FIG. 2 is a schematic explanatory view showing an example of a batch type foaming method using carbon dioxide in a supercritical state.

[Explanation of symbols]

 DESCRIPTION OF SYMBOLS 10 Pressure vessel 12 Thermoplastic resin 14 Gas supply source 20 Mold 22 Final foaming molded product 24 Cavity 28, 30 Fluid introduction / exit hole

 ──────────────────────────────────────────────────続 き Continued on the front page F term (reference) 4F212 AA04 AA11 AA25 AC01 AG20 UA01 UF01 UL08 UN11

Claims (9)

[Claims] 1. The required thermoplastic resin to be foamed (12)
Is sealed in a pressure vessel (10), and then a supercritical fluid obtained by controlling the temperature and pressure of carbon dioxide is supplied from the fluid supply source (14) into the pressure vessel (10). By contacting the supercritical fluid with the thermoplastic resin (12), the supercritical fluid penetrates into the resin, and further the thermoplastic resin (1
2) is heated to a crystallization temperature (Tc) or more specific to the resin, and then the pressure vessel (10) is opened to the atmosphere, whereby the supercritical fluid permeating the thermoplastic resin (12) is A method for producing a resin foamed product by expanding and foaming the resin with the vaporization of a fluid, comprising a cavity (24) for regulating the outer shape of the final foamed molded product (22) inside, and a suitable fluid introduction / escape The thermoplastic resin (12) was housed in a mold (20) having holes (28, 30), and the mold was clamped.The mold (20) was housed in the pressure vessel (10). Later, the pressure vessel (10) is sealed, and the supercritical fluid supplied into the pressure vessel (10) from the fluid supply source (14) is passed through the fluid introduction / exit holes (28, 30).

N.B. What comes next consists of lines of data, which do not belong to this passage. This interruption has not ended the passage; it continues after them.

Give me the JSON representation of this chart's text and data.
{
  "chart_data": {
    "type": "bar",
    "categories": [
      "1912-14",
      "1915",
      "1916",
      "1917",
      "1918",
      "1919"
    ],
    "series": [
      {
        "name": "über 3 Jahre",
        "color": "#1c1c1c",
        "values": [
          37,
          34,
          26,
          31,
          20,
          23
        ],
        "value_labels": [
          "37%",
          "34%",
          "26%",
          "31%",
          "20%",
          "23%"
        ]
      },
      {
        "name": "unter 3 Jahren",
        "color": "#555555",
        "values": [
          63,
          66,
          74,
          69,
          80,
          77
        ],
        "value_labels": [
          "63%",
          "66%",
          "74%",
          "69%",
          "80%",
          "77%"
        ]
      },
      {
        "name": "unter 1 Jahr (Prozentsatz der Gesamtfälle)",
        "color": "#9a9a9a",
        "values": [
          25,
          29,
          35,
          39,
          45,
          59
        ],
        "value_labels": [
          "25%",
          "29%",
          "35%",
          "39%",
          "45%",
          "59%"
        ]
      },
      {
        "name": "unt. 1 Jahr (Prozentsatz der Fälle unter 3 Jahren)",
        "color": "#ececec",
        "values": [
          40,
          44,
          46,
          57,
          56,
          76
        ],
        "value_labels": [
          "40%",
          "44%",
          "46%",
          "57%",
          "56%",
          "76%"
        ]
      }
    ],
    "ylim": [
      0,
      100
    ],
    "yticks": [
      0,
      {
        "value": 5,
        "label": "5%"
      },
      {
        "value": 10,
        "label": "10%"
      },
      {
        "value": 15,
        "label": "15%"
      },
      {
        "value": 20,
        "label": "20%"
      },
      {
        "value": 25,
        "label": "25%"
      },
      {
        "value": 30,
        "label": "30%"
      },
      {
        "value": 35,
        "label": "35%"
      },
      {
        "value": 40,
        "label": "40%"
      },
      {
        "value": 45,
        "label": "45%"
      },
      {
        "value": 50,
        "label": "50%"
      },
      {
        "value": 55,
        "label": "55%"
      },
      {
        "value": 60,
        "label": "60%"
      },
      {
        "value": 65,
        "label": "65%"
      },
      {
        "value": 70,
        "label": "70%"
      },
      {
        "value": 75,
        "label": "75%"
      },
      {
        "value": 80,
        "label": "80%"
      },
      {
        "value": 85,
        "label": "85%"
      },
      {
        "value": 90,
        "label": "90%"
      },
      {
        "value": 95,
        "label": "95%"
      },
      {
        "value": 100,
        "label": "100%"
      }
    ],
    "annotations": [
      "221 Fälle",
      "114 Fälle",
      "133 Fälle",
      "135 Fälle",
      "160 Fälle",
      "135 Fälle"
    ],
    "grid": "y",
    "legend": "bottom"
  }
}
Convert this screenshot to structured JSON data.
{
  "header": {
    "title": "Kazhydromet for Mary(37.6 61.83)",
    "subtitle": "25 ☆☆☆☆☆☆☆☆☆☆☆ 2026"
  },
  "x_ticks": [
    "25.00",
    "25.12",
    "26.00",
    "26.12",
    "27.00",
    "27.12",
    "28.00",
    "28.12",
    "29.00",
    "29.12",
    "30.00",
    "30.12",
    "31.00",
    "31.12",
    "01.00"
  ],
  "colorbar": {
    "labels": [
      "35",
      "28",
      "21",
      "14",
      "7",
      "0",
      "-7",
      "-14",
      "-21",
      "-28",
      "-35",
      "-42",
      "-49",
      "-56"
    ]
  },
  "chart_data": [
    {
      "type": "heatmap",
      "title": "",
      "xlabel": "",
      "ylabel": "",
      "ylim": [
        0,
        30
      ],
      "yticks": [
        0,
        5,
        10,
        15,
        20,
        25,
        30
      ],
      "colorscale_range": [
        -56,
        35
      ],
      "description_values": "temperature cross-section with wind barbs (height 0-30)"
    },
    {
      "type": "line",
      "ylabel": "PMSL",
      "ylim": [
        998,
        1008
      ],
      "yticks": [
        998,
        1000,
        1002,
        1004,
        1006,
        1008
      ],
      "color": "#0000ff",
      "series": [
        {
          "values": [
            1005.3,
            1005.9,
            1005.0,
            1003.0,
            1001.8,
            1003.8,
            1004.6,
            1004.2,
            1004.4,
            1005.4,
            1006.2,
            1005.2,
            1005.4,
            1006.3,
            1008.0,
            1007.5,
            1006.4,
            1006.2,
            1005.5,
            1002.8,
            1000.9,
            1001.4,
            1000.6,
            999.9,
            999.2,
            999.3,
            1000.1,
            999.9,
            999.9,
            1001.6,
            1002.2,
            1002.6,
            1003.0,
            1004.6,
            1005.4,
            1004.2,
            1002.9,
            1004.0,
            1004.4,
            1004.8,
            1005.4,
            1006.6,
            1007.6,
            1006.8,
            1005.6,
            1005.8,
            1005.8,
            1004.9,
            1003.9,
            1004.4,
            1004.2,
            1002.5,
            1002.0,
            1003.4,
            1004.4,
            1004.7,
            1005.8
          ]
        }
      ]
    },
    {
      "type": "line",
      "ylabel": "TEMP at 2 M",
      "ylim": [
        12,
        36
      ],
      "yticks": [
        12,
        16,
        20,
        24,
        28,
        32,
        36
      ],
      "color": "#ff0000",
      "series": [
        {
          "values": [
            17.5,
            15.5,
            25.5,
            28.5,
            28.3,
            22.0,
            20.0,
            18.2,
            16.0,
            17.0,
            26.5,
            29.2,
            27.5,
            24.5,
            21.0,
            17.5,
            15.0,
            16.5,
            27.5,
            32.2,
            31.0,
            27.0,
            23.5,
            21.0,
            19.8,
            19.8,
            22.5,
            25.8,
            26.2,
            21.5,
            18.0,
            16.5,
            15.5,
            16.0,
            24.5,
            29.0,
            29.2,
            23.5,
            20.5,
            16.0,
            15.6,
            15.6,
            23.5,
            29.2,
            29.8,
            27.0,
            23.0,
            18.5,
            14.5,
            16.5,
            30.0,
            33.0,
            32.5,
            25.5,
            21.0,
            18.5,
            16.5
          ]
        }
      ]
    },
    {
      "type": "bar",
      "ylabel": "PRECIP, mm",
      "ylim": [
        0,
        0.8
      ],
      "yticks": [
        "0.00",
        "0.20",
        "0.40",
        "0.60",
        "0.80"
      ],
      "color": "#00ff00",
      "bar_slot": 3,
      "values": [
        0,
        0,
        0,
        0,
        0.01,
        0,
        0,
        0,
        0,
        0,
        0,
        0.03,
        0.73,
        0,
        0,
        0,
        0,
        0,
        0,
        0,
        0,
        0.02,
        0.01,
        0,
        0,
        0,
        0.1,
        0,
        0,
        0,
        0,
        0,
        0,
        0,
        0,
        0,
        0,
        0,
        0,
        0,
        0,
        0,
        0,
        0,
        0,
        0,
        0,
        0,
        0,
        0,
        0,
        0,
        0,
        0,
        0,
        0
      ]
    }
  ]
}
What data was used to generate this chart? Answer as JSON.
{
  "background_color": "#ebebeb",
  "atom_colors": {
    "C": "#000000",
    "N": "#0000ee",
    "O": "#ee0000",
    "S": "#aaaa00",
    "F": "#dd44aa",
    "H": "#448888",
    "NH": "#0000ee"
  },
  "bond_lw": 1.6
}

The supercritical fluid permeates into the resin by contacting the thermoplastic resin (12) in the molding die (20), and the crystallization temperature of the thermoplastic resin (12) in the molding die (20). (Tc)
By opening the pressure vessel (10) after heating as described above, the resin (12) is expanded and foamed with the vaporization of the supercritical fluid permeating the thermoplastic resin (12), and the molding is performed. The outer shape of the resin (12) is regulated by the cavity (24) of the mold (20), and then the mold (20) is cooled and then demolded,
A method for producing a resin foam molded article, characterized by producing a final molded article (22) obtained by foaming the thermoplastic resin (12). 2. A resin foam molded article according to claim 1, wherein a critical point temperature required to convert the carbon dioxide into a supercritical fluid is 31.2 ° C. or more, and a critical point pressure is 7.47 MPa or more. Method. 3. The resin according to claim 1, wherein the time required for permeating carbon dioxide as a supercritical fluid into the thermoplastic resin (12) in the mold (20) is in the range of 5 minutes to 2 hours. A method for producing a foam molded article. 4. The resin foam molded article according to claim 1, wherein the pressure vessel (10) supplied with the supercritical fluid is preferably gradually opened, and a release pressure at that time is, for example, 1 MPa / sec. Production method. 5. The supercritical fluid in the mold (20) escapes from the fluid inlet / outlet holes (28, 30) as a carbon dioxide gas by opening the pressure vessel (10). 5. The method for producing a resin foam molded article according to 4. 6. The thermoplastic resin (12) is, for example, polypropylene (PP), polyethylene terephthalate (PE).
T), low density polyethylene (LDPE), high density polyethylene (HDPE), linear low density polyethylene (L-LDP
The method for producing a resin foam molded article according to claim 1, wherein E) is suitably used. 7. The method according to claim 6, wherein the thermoplastic resin (12) is contained in the molding die (20) in the form of pellets, powder, other blocks, or the like. 8. The method for producing a resin foam molded article according to claim 6, wherein the temperature of the mold (20) in which the thermoplastic resin (12) is accommodated is set to a temperature higher than a crystallization temperature specific to the resin. . 9. The crystallization temperature specific to the thermoplastic resin (12) is 1 in linear low-density polyethylene (L-LDPE).
The method for producing a resin foam molded article according to claim 8, wherein the temperature is 09 ° C.